Now, Jason is bouncing back in the inevitably successful Pie follow up, although shooting a sequel was never something that was ever going to be guaranteed from the outset, insists the actor. "We all approached doing a sequel with great trepidation and scepticism," he recalls. But a few factors came into play that changed his - and the entire cast's - mind. "First came a pleasantly surprisingly script, and then with the whole cast coming back made doing this most appealing, so it was a great reunion of sorts." Biggs says that the group "went off in the past couple of years to do other things, some of us have kept in touch, some haven't, but we all came back and had SO much fun on this film."

In this J.B. Rogers-directed sequel to Paul Weitz's 1999 teen comedy American Pie, the barely post-adolescent group of horny kids from the first film reunite one year later for summer vacation after completing their first year of college., with Biggs' own storyline has his Jim asking for sex advice from Alyson Hannigan's deceptively sweet-natured Michelle, 'this one time in band camp'.

Biggs does some wild comedy in Pie 2, even more extreme in some ways, than his now infamous Pie scene.
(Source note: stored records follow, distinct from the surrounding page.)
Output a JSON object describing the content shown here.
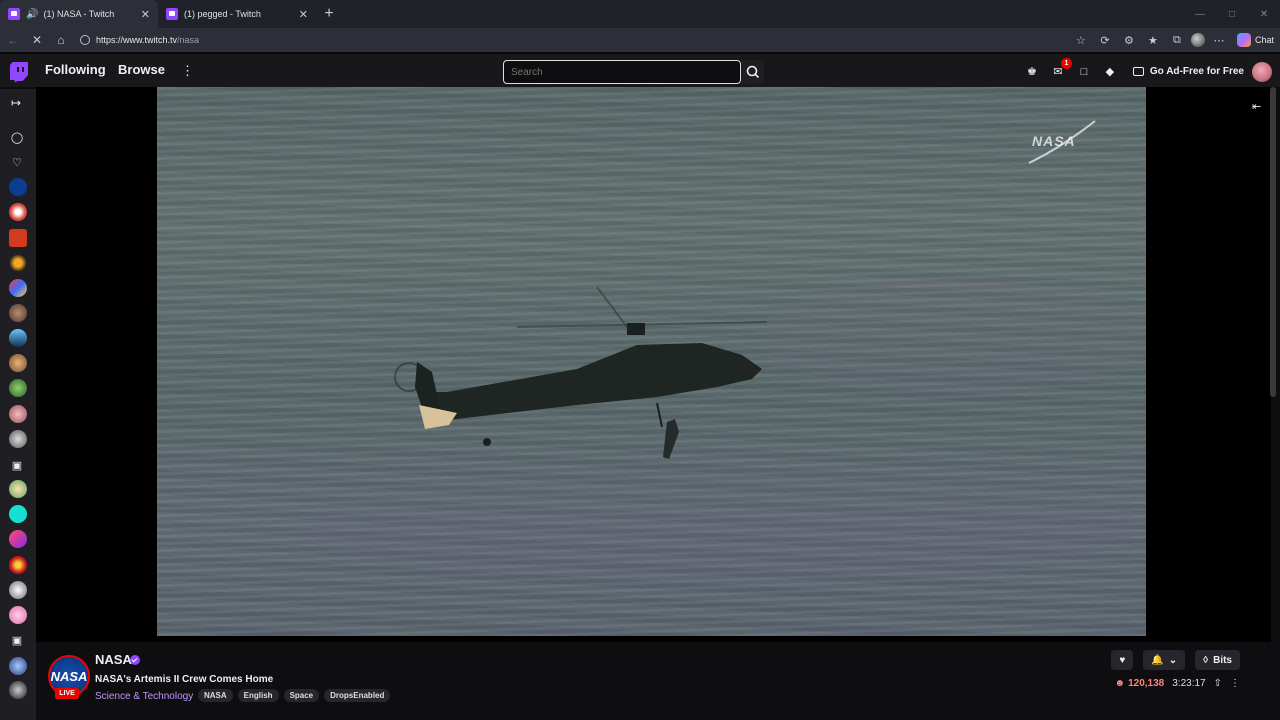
{
  "browser": {
    "tabs": [
      {
        "title": "(1) NASA - Twitch",
        "active": true,
        "audio": true
      },
      {
        "title": "(1) pegged - Twitch",
        "active": false,
        "audio": false
      }
    ],
    "url_host": "https://www.twitch.tv",
    "url_path": "/nasa",
    "copilot_label": "Chat"
  },
  "twitch_nav": {
    "following": "Following",
    "browse": "Browse",
    "search_placeholder": "Search",
    "notification_count": "1",
    "ad_free": "Go Ad-Free for Free"
  },
  "video": {
    "watermark": "NASA"
  },
  "channel": {
    "avatar_text": "NASA",
    "live_label": "LIVE",
    "name": "NASA",
    "stream_title": "NASA's Artemis II Crew Comes Home",
    "category": "Science & Technology",
    "tags": [
      "NASA",
      "English",
      "Space",
      "DropsEnabled"
    ],
    "bits_label": "Bits",
    "viewers": "120,138",
    "uptime": "3:23:17"
  },
  "colors": {
    "twitch_purple": "#9146ff",
    "live_red": "#eb0400",
    "viewer_red": "#ff8280"
  }
}
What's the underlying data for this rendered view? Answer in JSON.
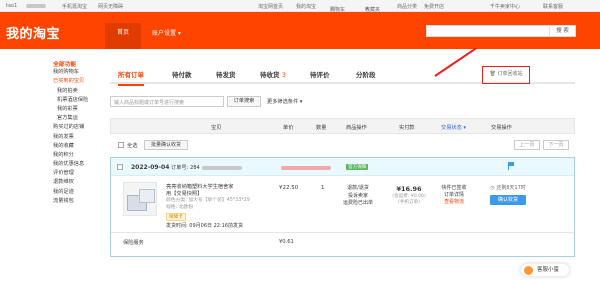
{
  "topbar": {
    "user": "tao1",
    "mobile": "手机逛淘宝",
    "accessible": "网页无障碍",
    "home": "淘宝网首页",
    "my": "我的淘宝",
    "cart": "购物车",
    "fav": "收藏夹",
    "category": "商品分类",
    "free_open": "免费开店",
    "seller": "千牛卖家中心",
    "contact": "联系客服"
  },
  "header": {
    "logo": "我的淘宝",
    "nav_home": "首页",
    "nav_account": "账户设置",
    "search_button": "搜 索"
  },
  "sidebar": {
    "title": "全部功能",
    "items": [
      "我的购物车",
      "已买到的宝贝",
      "我的拍卖",
      "机票酒店保险",
      "我的彩票",
      "官方集运",
      "购买过的店铺",
      "我的发票",
      "我的收藏",
      "我的积分",
      "我的优惠信息",
      "评价管理",
      "退款维权",
      "我的足迹",
      "流量钱包"
    ]
  },
  "tabs": [
    {
      "label": "所有订单",
      "count": ""
    },
    {
      "label": "待付款",
      "count": ""
    },
    {
      "label": "待发货",
      "count": ""
    },
    {
      "label": "待收货",
      "count": "3"
    },
    {
      "label": "待评价",
      "count": ""
    },
    {
      "label": "分阶段",
      "count": ""
    }
  ],
  "recycle_label": "订单回收站",
  "search": {
    "placeholder": "输入商品标题或订单号进行搜索",
    "button": "订单搜索",
    "more": "更多筛选条件"
  },
  "table_head": {
    "item": "宝贝",
    "price": "单价",
    "qty": "数量",
    "ops": "商品操作",
    "real": "实付款",
    "status": "交易状态",
    "trade_ops": "交易操作"
  },
  "subrow": {
    "select_all": "全选",
    "batch_confirm": "批量确认收货",
    "prev": "上一页",
    "next": "下一页"
  },
  "order": {
    "date": "2022-09-04",
    "order_no_label": "订单号: 284",
    "tag": "官方保障",
    "title": "亮亮收纳箱塑料大学生宿舍家用【交易快照】",
    "attr1": "颜色分类: 加大号【单个装】45*33*29",
    "attr2": "规格: 北欧粉",
    "insure": "保障卡",
    "ship_time": "发货时间: 09月06日 22:16前发货",
    "price": "¥22.50",
    "qty": "1",
    "ops": [
      "退款/退货",
      "投诉卖家",
      "运费险已出单"
    ],
    "real_amount": "¥16.96",
    "freight": "(含运费: ¥0.00)",
    "pay": "(手机订单)",
    "status": [
      "快件已签收",
      "订单详情",
      "查看物流"
    ],
    "countdown": "还剩8天17时",
    "confirm_button": "确认收货",
    "service": "保险服务",
    "service_price": "¥0.61"
  },
  "cs_float": "客服小蜜"
}
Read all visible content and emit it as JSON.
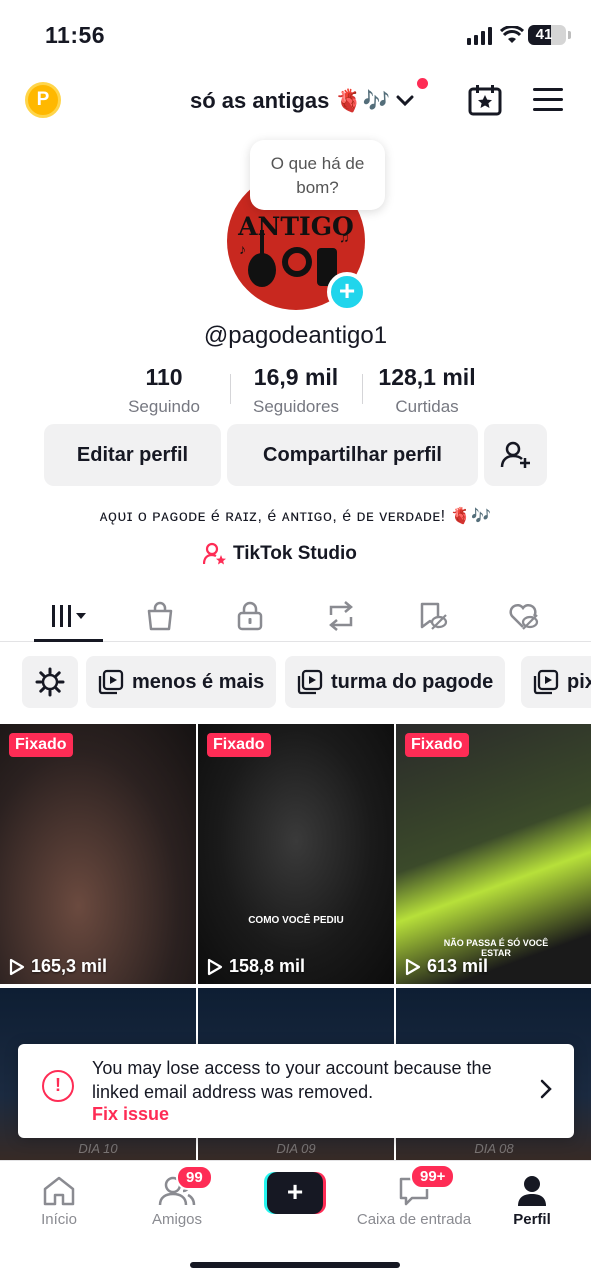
{
  "status_bar": {
    "time": "11:56",
    "battery": "41"
  },
  "header": {
    "coin_label": "P",
    "account_name": "só as antigas",
    "account_emoji": "🫀🎶"
  },
  "profile": {
    "avatar_text": "ANTIGO",
    "bubble_text": "O que há de bom?",
    "handle": "@pagodeantigo1",
    "stats": [
      {
        "value": "110",
        "label": "Seguindo"
      },
      {
        "value": "16,9 mil",
        "label": "Seguidores"
      },
      {
        "value": "128,1 mil",
        "label": "Curtidas"
      }
    ],
    "edit_button": "Editar perfil",
    "share_button": "Compartilhar perfil",
    "bio": "ᴀǫᴜɪ ᴏ ᴘᴀɢᴏᴅᴇ é ʀᴀɪᴢ, é ᴀɴᴛɪɢᴏ, é ᴅᴇ ᴠᴇʀᴅᴀᴅᴇ! 🫀🎶",
    "studio_label": "TikTok Studio"
  },
  "playlists": [
    "menos é mais",
    "turma do pagode",
    "pix"
  ],
  "videos": [
    {
      "pinned": "Fixado",
      "views": "165,3 mil",
      "caption": ""
    },
    {
      "pinned": "Fixado",
      "views": "158,8 mil",
      "caption": "COMO VOCÊ PEDIU"
    },
    {
      "pinned": "Fixado",
      "views": "613 mil",
      "caption": "NÃO PASSA É SÓ VOCÊ ESTAR"
    }
  ],
  "second_row": [
    {
      "day": "DIA 10"
    },
    {
      "day": "DIA 09"
    },
    {
      "day": "DIA 08"
    }
  ],
  "toast": {
    "message": "You may lose access to your account because the linked email address was removed.",
    "action": "Fix issue"
  },
  "tabbar": {
    "home": "Início",
    "friends": "Amigos",
    "friends_badge": "99",
    "inbox": "Caixa de entrada",
    "inbox_badge": "99+",
    "profile": "Perfil"
  },
  "colors": {
    "accent": "#fe2c55",
    "cyan": "#25f4ee",
    "text": "#161823"
  }
}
Let's talk crazy glue, for instance, and one of the film's most comically outrageous sequence. "Physical comedy is my favourite thing in the world to do," he says smilingly. "In the first movie, I got to be involved in some pretty outlandish scenes and I'd be lying to you if I said that I wasn't scared before shooting the pie sequence, and questioned, a little bit, what I was going to do. But once I went for it, left my inhibitions aside and saw its eventual success, it made me much more comfortable and eager THIS time around to take it to a whole new level." Seeing the risk he would need to take in the new film, Biggs adds that he "was pretty damn excited. After all, the bigger the risk, the greater the return, right?" The actor admits that what he loves about doing physical comedy is that HE does it all himself. "I choreograph it and I do it, because I consider myself to be a comedic actor who'll do just about anything for a laugh."

But amidst the obvious raucousness of Pie 2, lay a surprising degree of humanity and growth, which is an added appeal to this sequel. Biggs is happy that Jim, like many of the characters, manages to grow up by the end, "and thematically that's what the movie centres around", as does Jim's relationship with Alyson Hannigan's Michelle. "That was another big draw in doing this movie."

Not only have the characters have Pie changed, but the actors have as well, since that group of relatively unknown young actors got together for the first Pie. With ensuing success comes an inevitable new savvy with the Hollywood biz. Biggs doesn't disagree. "I don't think we've all changed for the worst, in the sense that we're coming now with egos and bringing a lot more annoyances to the table, but rather I feel that in the past two years, because of American Pie's success, and all of us working so much now, we're a little more in tuned to how the business works now, so we've changed in THAT respect. We're not as wet-behind-the-ears or as naÔve as we once were."

While Biggs has successfully proved to the world how funny he can be, next up, he does a 180 degree switch in the new Christina Ricci film Prozac Nation. "It was a nice change for me doing that, but also terribly hard, because of a lot of self-imposed pressure I felt doing that, because it was so different from anything else I'd done. Hopefully it will open up some new windows of opportunity."

In the meantime, Biggs fans will be able to fall in love with Jim all over again in American Pie 2.